I spent much of the last two weeks packing, cleaning, and moving, but it didn't keep me out of the loop of what was going on in Ferguson. It was hard to miss. My Twitter feed blew up. (Whereas I had exactly two friends on Facebook posting about it. Um, yeah.)
It was beautiful and angry. There was solidarity in outrage, truth in numbers, people documenting what was really going on despite the media only covering sensational stuff. It was social activism at its most social. It's crazy how many people one kid, Michael Brown, can bring together.
There was division, too. Racist tweets. Vitriol. Insensitivity. There was good reason for the pro-Michael Brown anger. This wasn't about a cop overreacting with his gun (bad enough): this was about a culture that minimizes and justifies what happens to a black man and walks away with a clean conscience. The tweets attempting to minimize the race side to this issue ended up doing the opposite, showing just how unwilling we white people are to admit that there's racism in America.
As I engaged on social media, I was struck again by my complete lack of qualifications. I'm white. I'm privileged. I don't know what it's like to be black, or Latino, or Asian, or Arab, or anything else. I don't know the extent to which racism affects the lives of people around me. I have never been in their shoes.
White privilege means I can forget the color of my skin. I can forget all about race relations if I want. It isn't something I can help, but it's a fact nonetheless. I am privileged.
If it is my privilege to forget, then let it also be my privilege to listen. (Tweet this.)
Here's where it gets confusing. I want to listen and also help, to voice my support for those fighting against systemic racism. I want to say something, anything, that will be useful, because lifting our voices is the most important thing we can do. But is it my place?
Part of the problem of race is that white voices are the only ones we listen to. My white privilege allows me to speak out and be heard.
I constantly struggle with this. Should I speak up and use my privilege for good? Or should I counteract my privilege by staying quiet so that black voices can come to the fore? Yet if I stay silent, there are still other white people--because yes, it's us, my color of skin that oppresses others--who will use their privilege to push minority voices to the background and vomit their own racist agenda.
All I can say is I'm sorry.
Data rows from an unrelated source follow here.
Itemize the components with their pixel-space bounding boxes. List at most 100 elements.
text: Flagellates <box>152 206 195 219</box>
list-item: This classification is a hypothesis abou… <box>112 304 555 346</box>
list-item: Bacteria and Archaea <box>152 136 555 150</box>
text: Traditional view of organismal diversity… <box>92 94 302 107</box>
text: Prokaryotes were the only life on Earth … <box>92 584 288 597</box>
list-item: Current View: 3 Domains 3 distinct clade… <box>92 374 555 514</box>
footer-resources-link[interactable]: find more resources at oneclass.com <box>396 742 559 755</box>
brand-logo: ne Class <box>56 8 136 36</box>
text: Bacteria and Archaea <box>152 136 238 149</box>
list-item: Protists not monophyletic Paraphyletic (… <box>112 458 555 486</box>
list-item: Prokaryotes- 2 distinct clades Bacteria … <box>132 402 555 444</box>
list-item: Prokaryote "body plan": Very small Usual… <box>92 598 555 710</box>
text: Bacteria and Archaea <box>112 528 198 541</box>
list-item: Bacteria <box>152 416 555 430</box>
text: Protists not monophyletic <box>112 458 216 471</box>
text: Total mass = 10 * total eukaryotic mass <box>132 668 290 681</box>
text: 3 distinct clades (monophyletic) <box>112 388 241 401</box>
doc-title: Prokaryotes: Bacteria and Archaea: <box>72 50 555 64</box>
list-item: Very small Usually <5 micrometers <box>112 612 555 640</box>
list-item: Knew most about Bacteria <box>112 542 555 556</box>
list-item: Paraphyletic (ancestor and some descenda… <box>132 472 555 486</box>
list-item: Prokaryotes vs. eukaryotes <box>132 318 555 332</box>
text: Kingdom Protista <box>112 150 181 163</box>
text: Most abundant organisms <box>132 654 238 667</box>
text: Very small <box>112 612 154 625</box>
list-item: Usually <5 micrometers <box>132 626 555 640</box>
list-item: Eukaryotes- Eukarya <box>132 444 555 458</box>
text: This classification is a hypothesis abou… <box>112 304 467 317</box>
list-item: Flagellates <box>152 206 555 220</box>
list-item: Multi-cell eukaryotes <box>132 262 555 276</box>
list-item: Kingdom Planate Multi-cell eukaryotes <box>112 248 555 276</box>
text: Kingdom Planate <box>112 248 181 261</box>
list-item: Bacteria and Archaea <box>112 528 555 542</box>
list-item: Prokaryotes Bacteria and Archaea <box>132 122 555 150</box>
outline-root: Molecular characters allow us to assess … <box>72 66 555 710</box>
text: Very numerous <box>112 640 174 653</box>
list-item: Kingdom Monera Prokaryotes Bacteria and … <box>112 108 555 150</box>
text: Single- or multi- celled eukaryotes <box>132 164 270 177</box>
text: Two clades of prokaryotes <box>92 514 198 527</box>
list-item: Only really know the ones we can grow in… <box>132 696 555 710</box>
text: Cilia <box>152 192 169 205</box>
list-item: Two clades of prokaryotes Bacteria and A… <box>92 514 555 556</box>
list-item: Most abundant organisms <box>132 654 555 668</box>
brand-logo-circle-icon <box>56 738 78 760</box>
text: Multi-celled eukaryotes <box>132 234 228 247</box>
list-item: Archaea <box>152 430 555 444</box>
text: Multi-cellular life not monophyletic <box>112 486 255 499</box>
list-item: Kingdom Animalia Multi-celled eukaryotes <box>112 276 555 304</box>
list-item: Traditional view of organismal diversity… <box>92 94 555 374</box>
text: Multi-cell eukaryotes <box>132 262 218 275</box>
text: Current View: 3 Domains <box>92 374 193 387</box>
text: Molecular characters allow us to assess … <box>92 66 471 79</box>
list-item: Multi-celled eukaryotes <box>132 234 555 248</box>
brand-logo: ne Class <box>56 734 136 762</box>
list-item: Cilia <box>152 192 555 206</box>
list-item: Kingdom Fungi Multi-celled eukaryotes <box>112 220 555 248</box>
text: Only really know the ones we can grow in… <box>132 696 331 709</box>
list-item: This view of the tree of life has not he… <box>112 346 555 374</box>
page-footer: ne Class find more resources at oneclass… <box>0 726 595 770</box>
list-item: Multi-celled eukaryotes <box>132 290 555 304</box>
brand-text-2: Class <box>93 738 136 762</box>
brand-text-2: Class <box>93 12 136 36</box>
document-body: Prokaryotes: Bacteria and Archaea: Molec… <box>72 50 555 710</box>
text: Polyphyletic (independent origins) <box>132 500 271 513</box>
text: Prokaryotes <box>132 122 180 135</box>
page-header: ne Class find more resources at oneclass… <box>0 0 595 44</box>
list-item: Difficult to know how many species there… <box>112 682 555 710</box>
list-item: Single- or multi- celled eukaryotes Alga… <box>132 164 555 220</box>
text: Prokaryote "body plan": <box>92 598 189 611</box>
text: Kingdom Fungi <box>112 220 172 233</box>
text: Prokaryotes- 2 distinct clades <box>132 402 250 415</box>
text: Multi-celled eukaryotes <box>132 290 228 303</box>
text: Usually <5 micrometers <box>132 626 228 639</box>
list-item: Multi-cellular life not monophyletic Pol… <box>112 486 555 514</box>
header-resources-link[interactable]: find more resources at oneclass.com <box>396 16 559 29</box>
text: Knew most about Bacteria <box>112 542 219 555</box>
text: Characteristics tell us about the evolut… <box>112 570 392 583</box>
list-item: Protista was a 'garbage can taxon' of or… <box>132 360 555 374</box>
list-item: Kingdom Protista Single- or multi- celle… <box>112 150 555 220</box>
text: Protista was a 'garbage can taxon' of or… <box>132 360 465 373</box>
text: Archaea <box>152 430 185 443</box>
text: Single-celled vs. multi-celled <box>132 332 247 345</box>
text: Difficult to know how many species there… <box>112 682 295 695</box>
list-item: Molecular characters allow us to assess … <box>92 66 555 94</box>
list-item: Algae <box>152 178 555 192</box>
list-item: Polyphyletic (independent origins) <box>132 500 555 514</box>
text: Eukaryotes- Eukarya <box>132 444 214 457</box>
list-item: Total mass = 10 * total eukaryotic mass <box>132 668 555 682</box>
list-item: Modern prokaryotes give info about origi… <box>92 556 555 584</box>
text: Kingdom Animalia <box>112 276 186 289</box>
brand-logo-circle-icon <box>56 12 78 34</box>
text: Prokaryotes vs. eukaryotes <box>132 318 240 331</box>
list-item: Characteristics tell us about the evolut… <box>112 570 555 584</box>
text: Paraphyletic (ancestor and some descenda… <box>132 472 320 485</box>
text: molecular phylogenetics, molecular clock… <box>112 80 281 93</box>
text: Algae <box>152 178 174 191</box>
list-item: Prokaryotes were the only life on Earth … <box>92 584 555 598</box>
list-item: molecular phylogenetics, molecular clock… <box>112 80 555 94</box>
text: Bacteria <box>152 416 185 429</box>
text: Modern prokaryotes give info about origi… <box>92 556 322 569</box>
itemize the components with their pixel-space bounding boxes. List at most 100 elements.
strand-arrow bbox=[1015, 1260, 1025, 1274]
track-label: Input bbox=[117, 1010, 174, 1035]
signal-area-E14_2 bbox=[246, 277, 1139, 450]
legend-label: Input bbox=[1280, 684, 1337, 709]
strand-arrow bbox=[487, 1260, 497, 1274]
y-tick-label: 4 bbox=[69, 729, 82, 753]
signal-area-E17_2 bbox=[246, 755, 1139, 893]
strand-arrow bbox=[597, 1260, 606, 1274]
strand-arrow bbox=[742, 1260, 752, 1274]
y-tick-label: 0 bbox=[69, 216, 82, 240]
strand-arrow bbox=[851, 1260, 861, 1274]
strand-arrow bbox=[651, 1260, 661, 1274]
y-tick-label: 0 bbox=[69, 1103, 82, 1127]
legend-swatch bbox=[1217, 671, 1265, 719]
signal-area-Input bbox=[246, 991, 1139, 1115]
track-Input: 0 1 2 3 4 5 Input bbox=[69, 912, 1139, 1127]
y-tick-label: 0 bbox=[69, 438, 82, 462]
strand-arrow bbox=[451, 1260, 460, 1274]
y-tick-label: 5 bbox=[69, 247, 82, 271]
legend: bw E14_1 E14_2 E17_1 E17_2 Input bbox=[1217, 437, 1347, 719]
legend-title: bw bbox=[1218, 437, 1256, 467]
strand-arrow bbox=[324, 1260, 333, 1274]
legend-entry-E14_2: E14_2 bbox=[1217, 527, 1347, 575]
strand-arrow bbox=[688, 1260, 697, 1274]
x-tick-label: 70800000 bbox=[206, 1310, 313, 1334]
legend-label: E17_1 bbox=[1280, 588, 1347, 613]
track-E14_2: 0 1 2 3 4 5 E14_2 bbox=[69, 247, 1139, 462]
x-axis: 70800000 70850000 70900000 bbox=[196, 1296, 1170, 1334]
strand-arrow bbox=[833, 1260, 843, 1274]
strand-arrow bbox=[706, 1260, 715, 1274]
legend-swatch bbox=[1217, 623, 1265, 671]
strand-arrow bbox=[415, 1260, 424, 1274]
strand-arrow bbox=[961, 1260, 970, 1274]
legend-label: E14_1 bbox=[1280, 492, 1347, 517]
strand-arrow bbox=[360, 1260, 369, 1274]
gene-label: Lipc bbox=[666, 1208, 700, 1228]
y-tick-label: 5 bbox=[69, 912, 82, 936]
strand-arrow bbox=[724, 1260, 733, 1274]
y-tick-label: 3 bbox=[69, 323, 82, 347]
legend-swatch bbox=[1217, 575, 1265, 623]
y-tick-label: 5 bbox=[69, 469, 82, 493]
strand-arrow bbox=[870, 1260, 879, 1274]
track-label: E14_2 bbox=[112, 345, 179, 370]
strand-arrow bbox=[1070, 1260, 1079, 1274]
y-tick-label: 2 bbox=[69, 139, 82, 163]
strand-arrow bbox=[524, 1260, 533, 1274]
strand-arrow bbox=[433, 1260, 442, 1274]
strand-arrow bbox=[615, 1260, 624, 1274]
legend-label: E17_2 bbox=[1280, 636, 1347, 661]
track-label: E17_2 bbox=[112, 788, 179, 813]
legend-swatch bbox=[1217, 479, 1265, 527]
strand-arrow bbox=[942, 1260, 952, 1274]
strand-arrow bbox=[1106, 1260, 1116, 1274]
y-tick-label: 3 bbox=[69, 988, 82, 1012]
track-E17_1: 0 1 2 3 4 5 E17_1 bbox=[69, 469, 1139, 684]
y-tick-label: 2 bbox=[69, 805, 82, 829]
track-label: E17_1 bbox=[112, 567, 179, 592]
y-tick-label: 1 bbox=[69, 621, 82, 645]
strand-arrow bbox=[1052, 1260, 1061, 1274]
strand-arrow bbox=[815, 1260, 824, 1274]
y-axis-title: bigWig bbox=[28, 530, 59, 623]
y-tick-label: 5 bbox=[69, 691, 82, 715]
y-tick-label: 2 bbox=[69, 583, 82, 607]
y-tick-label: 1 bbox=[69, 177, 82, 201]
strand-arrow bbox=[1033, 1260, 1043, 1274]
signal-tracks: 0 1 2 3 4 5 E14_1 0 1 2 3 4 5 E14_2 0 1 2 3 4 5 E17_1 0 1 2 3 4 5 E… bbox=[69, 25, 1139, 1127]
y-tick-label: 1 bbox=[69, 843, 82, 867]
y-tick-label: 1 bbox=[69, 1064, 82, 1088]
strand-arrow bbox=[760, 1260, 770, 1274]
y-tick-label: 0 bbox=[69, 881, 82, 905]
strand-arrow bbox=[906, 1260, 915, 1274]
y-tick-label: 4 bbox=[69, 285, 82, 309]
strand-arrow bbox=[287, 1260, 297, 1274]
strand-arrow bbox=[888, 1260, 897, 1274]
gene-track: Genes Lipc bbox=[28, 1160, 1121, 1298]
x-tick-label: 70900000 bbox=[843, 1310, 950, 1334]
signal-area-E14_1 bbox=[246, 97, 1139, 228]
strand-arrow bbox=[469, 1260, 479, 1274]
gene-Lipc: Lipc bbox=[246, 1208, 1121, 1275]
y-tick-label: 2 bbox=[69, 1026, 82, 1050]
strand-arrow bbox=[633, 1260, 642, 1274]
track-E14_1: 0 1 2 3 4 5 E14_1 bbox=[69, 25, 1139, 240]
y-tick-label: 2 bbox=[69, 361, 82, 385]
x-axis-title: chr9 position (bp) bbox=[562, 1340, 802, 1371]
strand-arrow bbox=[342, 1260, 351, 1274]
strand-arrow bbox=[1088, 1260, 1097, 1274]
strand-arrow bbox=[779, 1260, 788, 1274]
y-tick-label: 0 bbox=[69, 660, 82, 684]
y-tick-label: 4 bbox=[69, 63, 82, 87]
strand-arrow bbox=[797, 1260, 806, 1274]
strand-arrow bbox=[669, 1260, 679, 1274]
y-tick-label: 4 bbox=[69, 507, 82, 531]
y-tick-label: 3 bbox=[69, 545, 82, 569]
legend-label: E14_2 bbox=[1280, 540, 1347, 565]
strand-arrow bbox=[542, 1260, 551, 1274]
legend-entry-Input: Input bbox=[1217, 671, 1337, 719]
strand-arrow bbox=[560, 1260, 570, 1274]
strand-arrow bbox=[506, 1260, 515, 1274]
I'm so sorry you have to deal with this, that we cause it, that we are ignorant. I'm sorry for when I don't hear you. I'm sorry for when I speak without knowing the full purport of my words. Please speak. I want to listen.
When #YesAllWomen happened, a number of men rushed in to defend themselves and prove that they were not misogynists, using hashtags like #NotAllMen. But that reaction only minimized the pain women experience. It silenced the women who have been harassed, raped, and mistreated simply for being women--whose voices we already hear so little. These men were not sexist, but their defensiveness worked as well as if they were.
I can quickly come to my defense and say I'm not racist. I can tell you the ways I'm helping diversity and loving my black neighbor. But it's all bullshit as far as actually solving the problem of racism. Defending our whiteness doesn't bring Michael Brown back. It doesn't make his family and friends feel better. It doesn't end race-based discrimination and prejudice in America.
The only thing that makes a difference is if we listen. Ask questions. Challenge the status quo. You may not be racist, but when you don't do anything to change the way things are, you're allowing racism to continue. You are contributing to the problem. There's no middle ground here. Either you acknowledge your privilege and start listening to the voices that our culture has silenced, or you in your inaction actively allow this to continue.
It's time to stop defending ourselves and listen.
Will I also speak up? Yes, I think I will. As a woman, I am deeply moved when men speak up on behalf of women. Some misogynist men only listen to other men. We need those with power to aid the fight for equality.
With race, I don't want my silence to be taken for silent consent of the way things are. I want to challenge other white people to be humble, because I know some of them will only listen when I, a white person, say it.
However, I want to be careful to not drown out the minority voices calling for the same thing. When men champion women's rights, it's a beautiful thing, but when women speak on their own behalf, we get back a little bit of the power we've lost as women. The same thing goes for race, sexuality, and disability. The powerful in society need to challenge the pervasive discrimination of our day, but ultimately those without power need to take hold of it themselves. Equality isn't something you can receive as a handout.
If you're white, I think it's time to listen. Stop getting defensive, apologize, and let this become a true dialogue. If you're a POC, thank you for risking your safety by speaking. It's about time we started paying attention.